Bu açıklamaların doğal sonucu şudur: Hz. Peygamber, Medine'de kendi devletini kurmuş, aynı zamanda onun fiilen başkanlığını da yürütmüştür.
O, toplum açısından bakıldığında yalnızca bir devlet başkanı da değildi. Aynı zamanda hakim, komutan, öğretmen, diplomat vb. gibi devletin bütün yönetiminde de örnekti.
Tarih şahittir ki O, İslam'ın kurallarını tam bir tarafsızlık içinde, en adaletli bir biçimde uygulamıştır. Onun bu konuda ne kadar ciddi ve hassas olduğunu "Vallahi, kızım Fatıma da hırsızlık yapsa, O'nun da elini keserdim." demesinde bir kere daha görürüz.
Bütün bu bilinenleri zikretmekten maksadımız, sözü şuraya getirmektir; O'ndan sonra devleti yönetmek, bir nevi O'nun görevini üstlenmektir. Bu görevi yürütene bu “üstlenme” yüzünden de “Halife” denildiğini biliyoruz. Bu konuları “İslam’da Devlet Ve Siyaset” kitabımızda genişçe yazmıştık, balılabilir.

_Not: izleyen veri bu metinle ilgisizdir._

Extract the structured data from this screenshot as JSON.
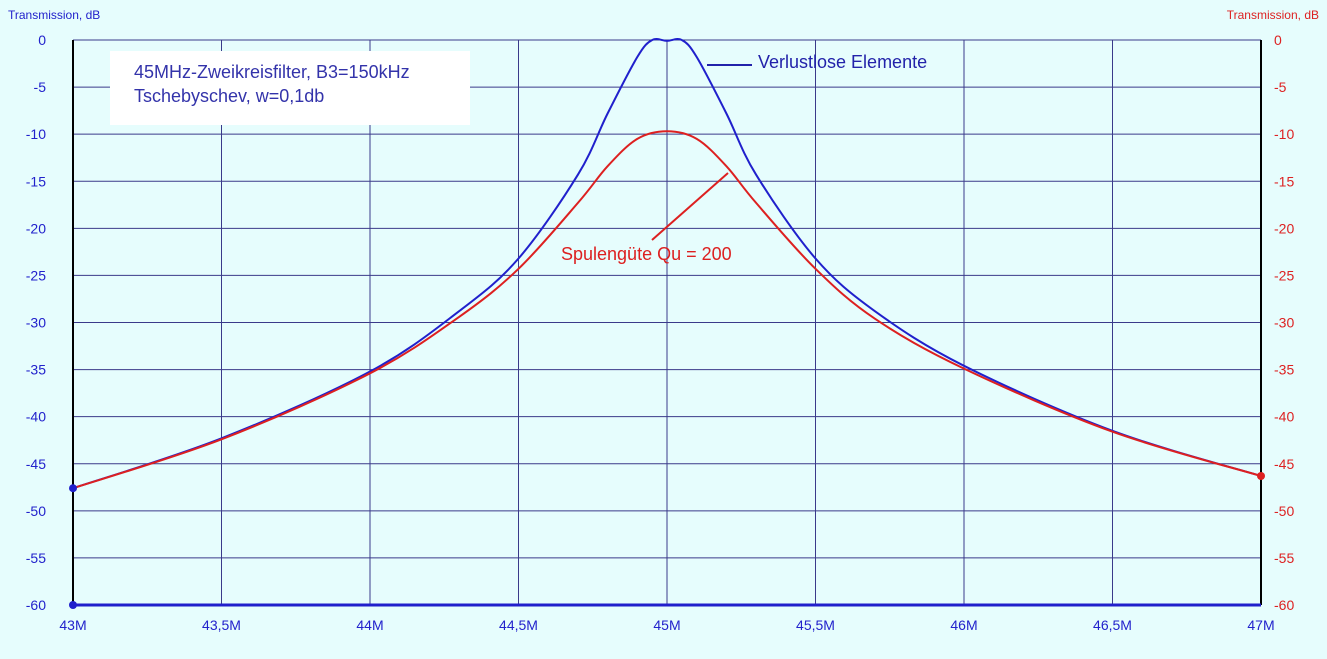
{
  "chart_data": {
    "type": "line",
    "y_axis_left_label": "Transmission, dB",
    "y_axis_right_label": "Transmission, dB",
    "x_tick_labels": [
      "43M",
      "43,5M",
      "44M",
      "44,5M",
      "45M",
      "45,5M",
      "46M",
      "46,5M",
      "47M"
    ],
    "x_ticks": [
      43,
      43.5,
      44,
      44.5,
      45,
      45.5,
      46,
      46.5,
      47
    ],
    "xlim": [
      43,
      47
    ],
    "y_ticks": [
      0,
      -5,
      -10,
      -15,
      -20,
      -25,
      -30,
      -35,
      -40,
      -45,
      -50,
      -55,
      -60
    ],
    "ylim": [
      -60,
      0
    ],
    "grid": true,
    "note": {
      "line1": "45MHz-Zweikreisfilter, B3=150kHz",
      "line2": "Tschebyschev, w=0,1db"
    },
    "series": [
      {
        "name": "Verlustlose Elemente",
        "color": "#2020cc",
        "x": [
          43.0,
          43.5,
          44.0,
          44.3,
          44.5,
          44.7,
          44.8,
          44.9,
          44.95,
          45.0,
          45.05,
          45.1,
          45.2,
          45.3,
          45.5,
          45.7,
          46.0,
          46.5,
          47.0
        ],
        "y": [
          -47.6,
          -42.3,
          -35.2,
          -28.8,
          -23.2,
          -14.3,
          -7.8,
          -1.8,
          0,
          -0.1,
          0,
          -1.8,
          -7.8,
          -14.3,
          -23.2,
          -28.8,
          -34.6,
          -41.5,
          -46.3
        ]
      },
      {
        "name": "Spulengüte Qu = 200",
        "color": "#dd2020",
        "x": [
          43.0,
          43.5,
          44.0,
          44.3,
          44.5,
          44.7,
          44.8,
          44.9,
          45.0,
          45.1,
          45.2,
          45.3,
          45.5,
          45.7,
          46.0,
          46.5,
          47.0
        ],
        "y": [
          -47.6,
          -42.4,
          -35.4,
          -29.4,
          -24.3,
          -17.3,
          -13.4,
          -10.5,
          -9.7,
          -10.5,
          -13.4,
          -17.3,
          -24.3,
          -29.6,
          -34.9,
          -41.6,
          -46.3
        ]
      }
    ],
    "markers_left_value": [
      -47.6,
      -60
    ],
    "marker_right_value": -46.3
  },
  "colors": {
    "blue": "#2020cc",
    "red": "#dd2020",
    "grid": "#3a3a8a",
    "background": "#e6fdfd"
  }
}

Hakkını vererek O’nun makamına oturmaktan daha güzel, daha olumlu, daha şerefli, daha faziletli, daha sevap ne olabilir ki…

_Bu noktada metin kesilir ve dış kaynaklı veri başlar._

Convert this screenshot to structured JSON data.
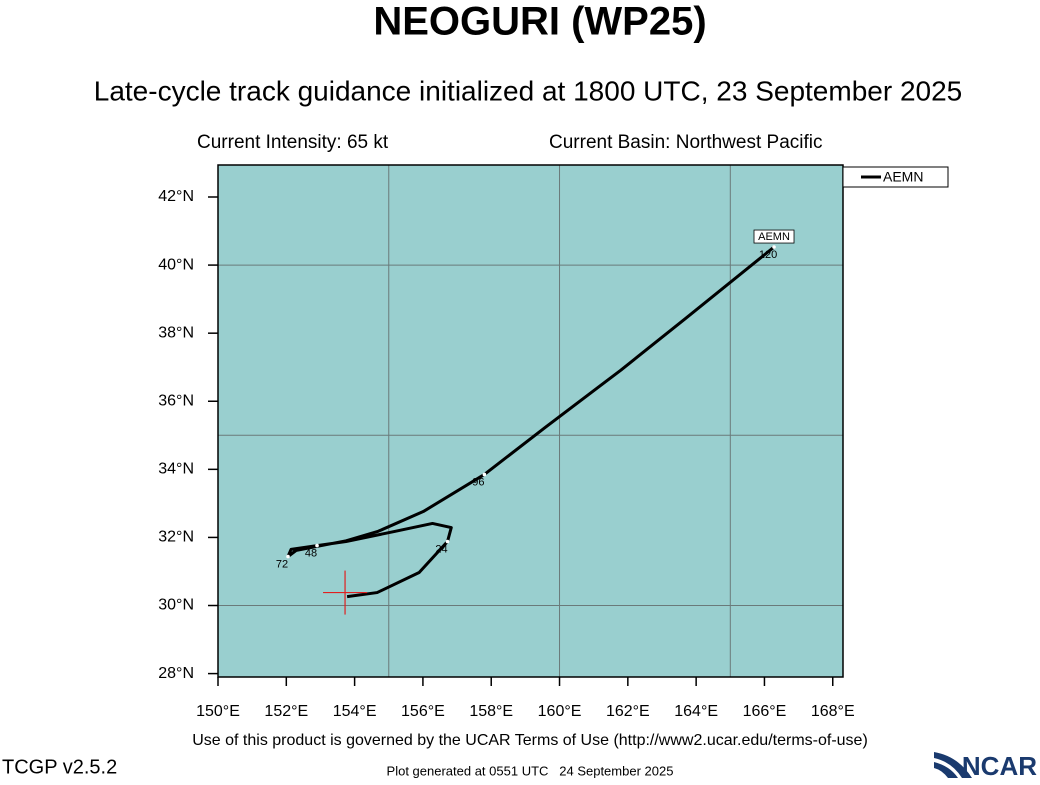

Hakkını veremeden O’nun makamına oturmaktan daha kötü, daha çirkin, daha belalı ne olabilir?
Seçimler yaklaşırken, seçilme konumunda bulunanların sevinç ve heyecanına bakıyorum da hayret ediyorum. Sanırım siz de benim hayretime şaşırıyor ve “hangi devlet, hangi başkan, hangi seçim?” diyorsunuzdur.
Eh, nükteyi anlamışsak işte burada birleşiyoruz.
Biz müslümanız ve bizim derdimiz davamız İslam Toplumuna İslam devlet Başkanı seçmenin heyecan ve mutluluğunu yaşamak olmalı değil midir?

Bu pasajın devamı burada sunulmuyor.